Article 396 of the Code, as well as the most of the mutual assistance treaties, prescribe that the enforcing court should deny the recognition and enforcement of a foreign judgment if Ukrainian courts or other Ukrainian authorities possess an exclusive jurisdiction over the relevant dispute.

 

Thus Article 77 of the Law on Private International Law of Ukraine provides for the cases in which theUkrainian courts’ jurisdiction is exclusive and to which a case belongs where:

 

  • real estate under dispute is located on the territory of Ukraine;
  • both parties to the case regarding legal relations between parents and children reside in Ukraine;
  • in the case of inheritance, the testator is a citizen of Ukraine and resides there;
  • the dispute is connected with the registration of intellectual property rights that requires registration or issue of a certificate (patent) in Ukraine;
  • the dispute is connected with the registration of liquidation on the territory of Ukraine of foreign legal entities or individual entrepreneurs;
  • the dispute relates to the authenticity of records in the state register (cadaster) of Ukraine;
  • in cases of bankruptcy, where the debtor was established in Ukraine according to the legislation of Ukraine;
  • the case relates to the issue of securities registered in Ukraine;
  • the case relates to an adoption that was performed or is being performed on the territory of Ukraine; and
  • in other cases determined by the laws of Ukraine.

 

Security for a claim and execution

 

In concordance with provisions of the Article 395 of the Code when applying for recognition and enforcement of foreign judgment the court upon the written request of the persons involved in the case may take measures to secure a claim.

 

The statement of claim shall include:

 

  • the causes in connection of which the claim shall be secured;
  • the type of claim secure which shall be applied with justification of its necessity;
  • other information required to secure a claim.

 

The claim shall be secured with:

  • attachment of property or funds belonging to the defendant and being in his or other person’s possession;
  • prohibition to perform some specific action;
  • establishing the obligation to carry out certain actions;
  • prohibition for others to make payments or transfer the property to the defendant or perform other related to him obligations;
  • cessation of the inventory sale, if a claim on ownership of the property or on excluding it from the description is filed;
  • cessation of the recovery on the basis of executive document claimed by the defendant in court;
  • the transferring of the thing that is in dispute to the deposit of others.

 

This list is not exhaustive and, if necessary, the court may apply other types of claim.

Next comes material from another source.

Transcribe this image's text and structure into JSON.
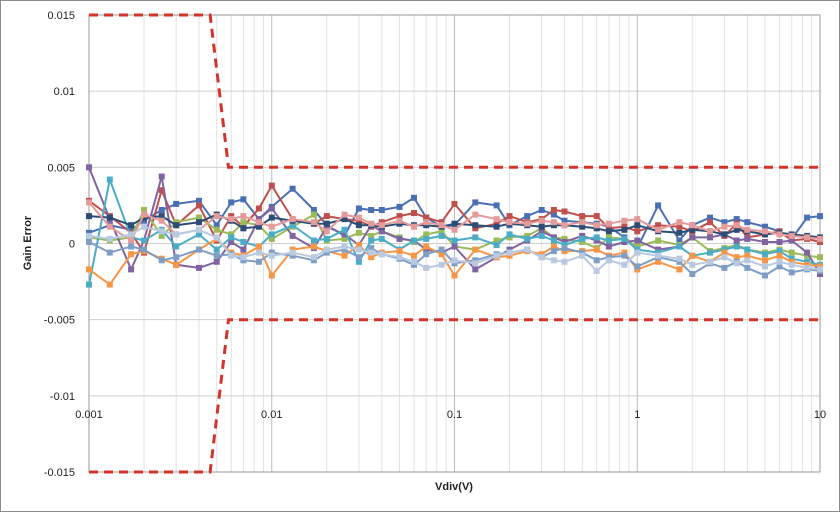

Moreover, the court may use several types of claim that should be corresponding to the alleged plaintiff demands.

 

Attachment of property or funds belonging to the defendant and being in his or other person’s possession is the most popular type of security in Ukraine. As it is provided by the Law of Ukraine On Execution Procedure the procedure of property attachment includes its inventory, announcing the prohibition of its disposal, and if necessary – restriction of the right of its use. The type, breadth and the period of restriction is prescribed ad hoc by a state executor considering features of property, its value for the possessor or keeper, necessity of usage and other. Besides seizure is attached on defendant’s funds and other values being on the accounts and deposits or in custody of banks or other financial institutions.

 

Thus, Ukrainian law clearly provides for a possibility of recognition of foreign judgments and arbitration awards either on the basis of International or bilateral treaties, as well as on a reciprocal basis. However, it should be noted that in practice this remains rather difficult due to the fact that the above mentioned provisions are quite fresh and the relevant court practice is still under formation.